Through Thick and Thin
Bob and Kathy recently celebrated their 40th wedding anniversary, and they say the secret to marital success is to keep dating your spouse. "Have 'date nights' at least twice a month even if it’s in front of the fireplace when the kids are sleeping," Kathy says. "Hold hands, kiss and pinch bottoms every chance you get. It’s hard to stay angry with all that going on.”❤️
Chuck and Cindy met at a U.S. Naval Academy mixer and were friends before a romance ensued. Cindy says, "Our 'friends first' relationship is what has made our 38-year marriage work. We truly liked each other, and the love came later. Chuck has my back and vice versa. Do we argue? Of course! But we make sure to hear each other and try to compromise. I told my children to marry someone they really like because relationships aren't always blissful. Be sure you like the person you are in the trenches with!"
Put Your Spouse First
A Husband's Secret to Success
Melissa says one of the secrets of her 28-year marriage to Michael is recognizing the romance in the small things.
"Forget roses & chocolates! True love is when he gets out in the cold rain to fill your car with gas and drops you off at the front of the store so you won’t get wet. He is MY MAN and truly my best friend," Melissa says.
Mark and Deborah celebrated their 33rd anniversary in July. Their journey together, including raising 3 biological and 7 adopted children has succeeded thanks, to faith, family and having fun together. "Mark had a brain tumor in 2009 that completely changed who he was for 18 months," Deborah says. "That time was the most difficult of our marriage. My commitment to our family and faith in God knowing that this period would not last forever is what kept me from leaving. He slowly recovered and he is healthier than he was pre-tumor.
We have 11 grandchildren, which makes all that we have gone through worth the fight to stay intact! Watching this man (who was a great father) be a fantastic 'Doodah' to our grandkids is heart-melting. Every day is truly a gift we enjoy unwrapping together."
Make Marriage Your Top Priority
COVID shut down Dawn and Ron's 40th anniversary celebration, but their love is still going strong. Dawn says she finds it easy to be happily married. Her secret? “My husband has ALWAYS been my top priority,” she says. He is number one in my life, and I treat him that way.”
Scott and Elizabeth met during his senior year at the US Coast Guard Academy. They've been a happily married, active duty duo for 27 years. “'Grit' is the word that definitely defines our life!" Elizabeth says. "Along this incredible journey, we have moved 6 times, always together. God blessed us with four ugly children, and now that they are young adults, my husband and I surprise each other with little vacation dates. Whether it’s a long road trip, a trip to the beach or a kayaking picnic, we LOVE being by each other's side."
Carolyn and Steve met in college and tied the knot the summer after graduation. Carolyn says. "Looking back on nearly 35 years of marriage, through infertility struggles, adoption blessings, parenting joys and pain, addiction issues, recovery, a chronic illness diagnosis, a brain aneurysm rupture and survival miracles...what has kept us together has been an unwavering Christian faith, the commitment to the idea that divorce was never an option, having the example of both sets of parents being in happy marriages for over 40 years, and always being able to make each other laugh."

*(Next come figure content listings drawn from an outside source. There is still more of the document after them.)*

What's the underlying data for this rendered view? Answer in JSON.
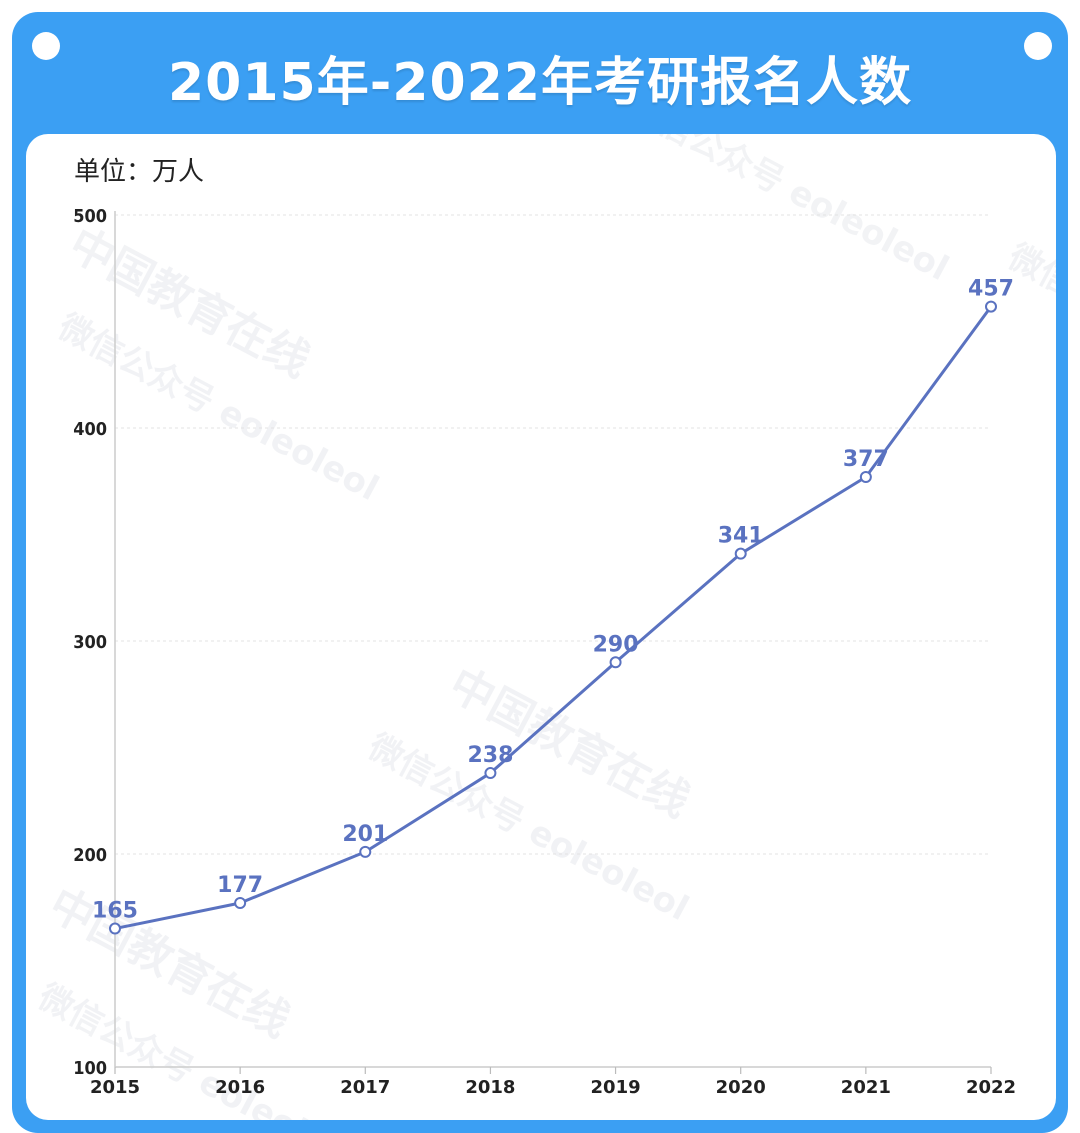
{
  "chart_data": {
    "type": "line",
    "title": "2015年-2022年考研报名人数",
    "unit_label": "单位：万人",
    "categories": [
      "2015",
      "2016",
      "2017",
      "2018",
      "2019",
      "2020",
      "2021",
      "2022"
    ],
    "series": [
      {
        "values": [
          165,
          177,
          201,
          238,
          290,
          341,
          377,
          457
        ]
      }
    ],
    "ylim": [
      100,
      500
    ],
    "yticks": [
      "100",
      "200",
      "300",
      "400",
      "500"
    ],
    "grid": true,
    "line_color": "#5a72c0",
    "frame_color": "#3b9ff3",
    "watermarks": [
      "中国教育在线",
      "微信公众号 eoleoleol"
    ]
  }
}
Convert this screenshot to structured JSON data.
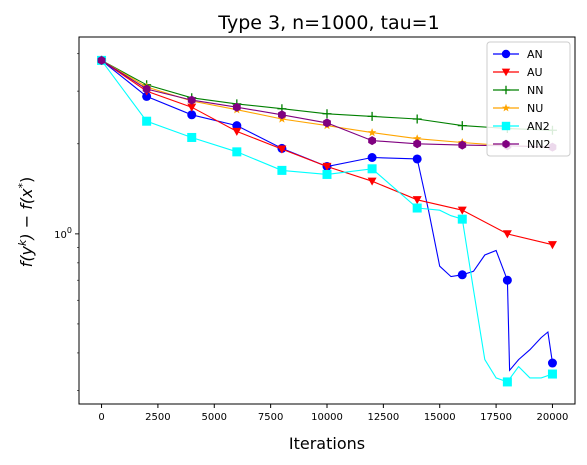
{
  "chart_data": {
    "type": "line",
    "title": "Type 3, n=1000, tau=1",
    "xlabel": "Iterations",
    "ylabel_html": "f(y^k) − f(x^*)",
    "ylabel_parts": {
      "f1": "f(y",
      "k": "k",
      "mid": ") − f(x",
      "star": "*",
      "end": ")"
    },
    "xlim": [
      -1000,
      21000
    ],
    "ylim_log": [
      0.27,
      4.55
    ],
    "yscale": "log",
    "x_ticks": [
      0,
      2500,
      5000,
      7500,
      10000,
      12500,
      15000,
      17500,
      20000
    ],
    "x_tick_labels": [
      "0",
      "2500",
      "5000",
      "7500",
      "10000",
      "12500",
      "15000",
      "17500",
      "20000"
    ],
    "y_major_ticks": [
      1
    ],
    "y_major_tick_labels": [
      "10^0"
    ],
    "legend_position": "top-right",
    "series": [
      {
        "name": "AN",
        "color": "#0000ff",
        "marker": "circle",
        "x": [
          0,
          2000,
          4000,
          6000,
          8000,
          10000,
          12000,
          14000,
          14500,
          15000,
          15500,
          16000,
          16500,
          17000,
          17500,
          18000,
          18100,
          18500,
          19000,
          19500,
          19800,
          20000
        ],
        "y": [
          3.8,
          2.88,
          2.5,
          2.3,
          1.93,
          1.68,
          1.8,
          1.78,
          1.2,
          0.78,
          0.72,
          0.73,
          0.75,
          0.85,
          0.88,
          0.7,
          0.35,
          0.38,
          0.41,
          0.45,
          0.47,
          0.37
        ],
        "markers_x": [
          0,
          2000,
          4000,
          6000,
          8000,
          10000,
          12000,
          14000,
          16000,
          18000,
          20000
        ],
        "markers_y": [
          3.8,
          2.88,
          2.5,
          2.3,
          1.93,
          1.68,
          1.8,
          1.78,
          0.73,
          0.7,
          0.37
        ]
      },
      {
        "name": "AU",
        "color": "#ff0000",
        "marker": "triangle-down",
        "x": [
          0,
          2000,
          4000,
          6000,
          8000,
          10000,
          12000,
          14000,
          16000,
          18000,
          20000
        ],
        "y": [
          3.8,
          3.0,
          2.65,
          2.2,
          1.92,
          1.68,
          1.5,
          1.3,
          1.2,
          1.0,
          0.92
        ],
        "markers_x": [
          0,
          2000,
          4000,
          6000,
          8000,
          10000,
          12000,
          14000,
          16000,
          18000,
          20000
        ],
        "markers_y": [
          3.8,
          3.0,
          2.65,
          2.2,
          1.92,
          1.68,
          1.5,
          1.3,
          1.2,
          1.0,
          0.92
        ]
      },
      {
        "name": "NN",
        "color": "#008000",
        "marker": "plus",
        "x": [
          0,
          2000,
          4000,
          6000,
          8000,
          10000,
          12000,
          14000,
          16000,
          18000,
          20000
        ],
        "y": [
          3.8,
          3.15,
          2.85,
          2.72,
          2.62,
          2.52,
          2.47,
          2.42,
          2.3,
          2.25,
          2.22
        ],
        "markers_x": [
          0,
          2000,
          4000,
          6000,
          8000,
          10000,
          12000,
          14000,
          16000,
          18000,
          20000
        ],
        "markers_y": [
          3.8,
          3.15,
          2.85,
          2.72,
          2.62,
          2.52,
          2.47,
          2.42,
          2.3,
          2.25,
          2.22
        ]
      },
      {
        "name": "NU",
        "color": "#ffa500",
        "marker": "star",
        "x": [
          0,
          2000,
          4000,
          6000,
          8000,
          10000,
          12000,
          14000,
          16000,
          18000,
          20000
        ],
        "y": [
          3.8,
          3.1,
          2.78,
          2.6,
          2.42,
          2.3,
          2.18,
          2.08,
          2.02,
          1.97,
          1.95
        ],
        "markers_x": [
          0,
          2000,
          4000,
          6000,
          8000,
          10000,
          12000,
          14000,
          16000,
          18000,
          20000
        ],
        "markers_y": [
          3.8,
          3.1,
          2.78,
          2.6,
          2.42,
          2.3,
          2.18,
          2.08,
          2.02,
          1.97,
          1.95
        ]
      },
      {
        "name": "AN2",
        "color": "#00ffff",
        "marker": "square",
        "x": [
          0,
          2000,
          4000,
          6000,
          8000,
          10000,
          12000,
          14000,
          15000,
          15500,
          16000,
          16500,
          17000,
          17500,
          18000,
          18500,
          19000,
          19500,
          20000
        ],
        "y": [
          3.8,
          2.38,
          2.1,
          1.88,
          1.63,
          1.58,
          1.65,
          1.22,
          1.2,
          1.15,
          1.12,
          0.65,
          0.38,
          0.33,
          0.32,
          0.36,
          0.33,
          0.33,
          0.34
        ],
        "markers_x": [
          0,
          2000,
          4000,
          6000,
          8000,
          10000,
          12000,
          14000,
          16000,
          18000,
          20000
        ],
        "markers_y": [
          3.8,
          2.38,
          2.1,
          1.88,
          1.63,
          1.58,
          1.65,
          1.22,
          1.12,
          0.32,
          0.34
        ]
      },
      {
        "name": "NN2",
        "color": "#800080",
        "marker": "hexagon",
        "x": [
          0,
          2000,
          4000,
          6000,
          8000,
          10000,
          12000,
          14000,
          16000,
          18000,
          20000
        ],
        "y": [
          3.8,
          3.05,
          2.8,
          2.65,
          2.5,
          2.35,
          2.05,
          2.0,
          1.98,
          1.97,
          1.95
        ],
        "markers_x": [
          0,
          2000,
          4000,
          6000,
          8000,
          10000,
          12000,
          14000,
          16000,
          18000,
          20000
        ],
        "markers_y": [
          3.8,
          3.05,
          2.8,
          2.65,
          2.5,
          2.35,
          2.05,
          2.0,
          1.98,
          1.97,
          1.95
        ]
      }
    ]
  }
}
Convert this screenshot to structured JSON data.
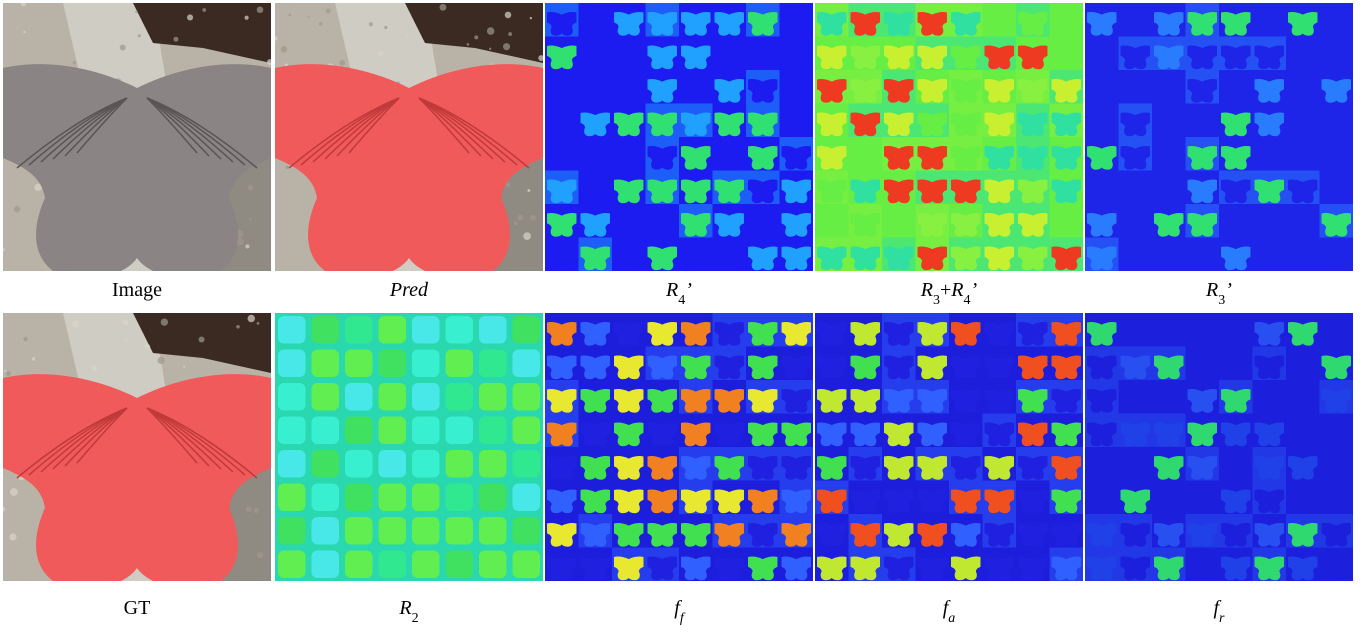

Jacqueline and Will were married in 1970, and the secret to their marital success involves not one “F” word, but two! “Through the years we’ve found that two important words in marriage are friendship and forgiveness,” Jacqueline says. “We made a commitment to each other and kept it. Many times, our friendship, that started in junior high, helped us navigate through tough times. To this day, there is no one I’d rather spend my time with!”
Rick and Sonja have been married for more than 37 years. They married “smart” with the help of Pre-Cana counseling through their church. “Through the process we got the great advice to never let the sun go down on anger and to resolve all issues within 24 hours. After that, the issue is to be buried and forgotten,” Sonja says.“If Rick and I were to counsel young couples, we would certainly give them the same advice and also encourage them to seek premarital counseling. You never know what you'll learn about your prospective partner regarding values, religion, finances and family. Those are the issues that will trip you up.”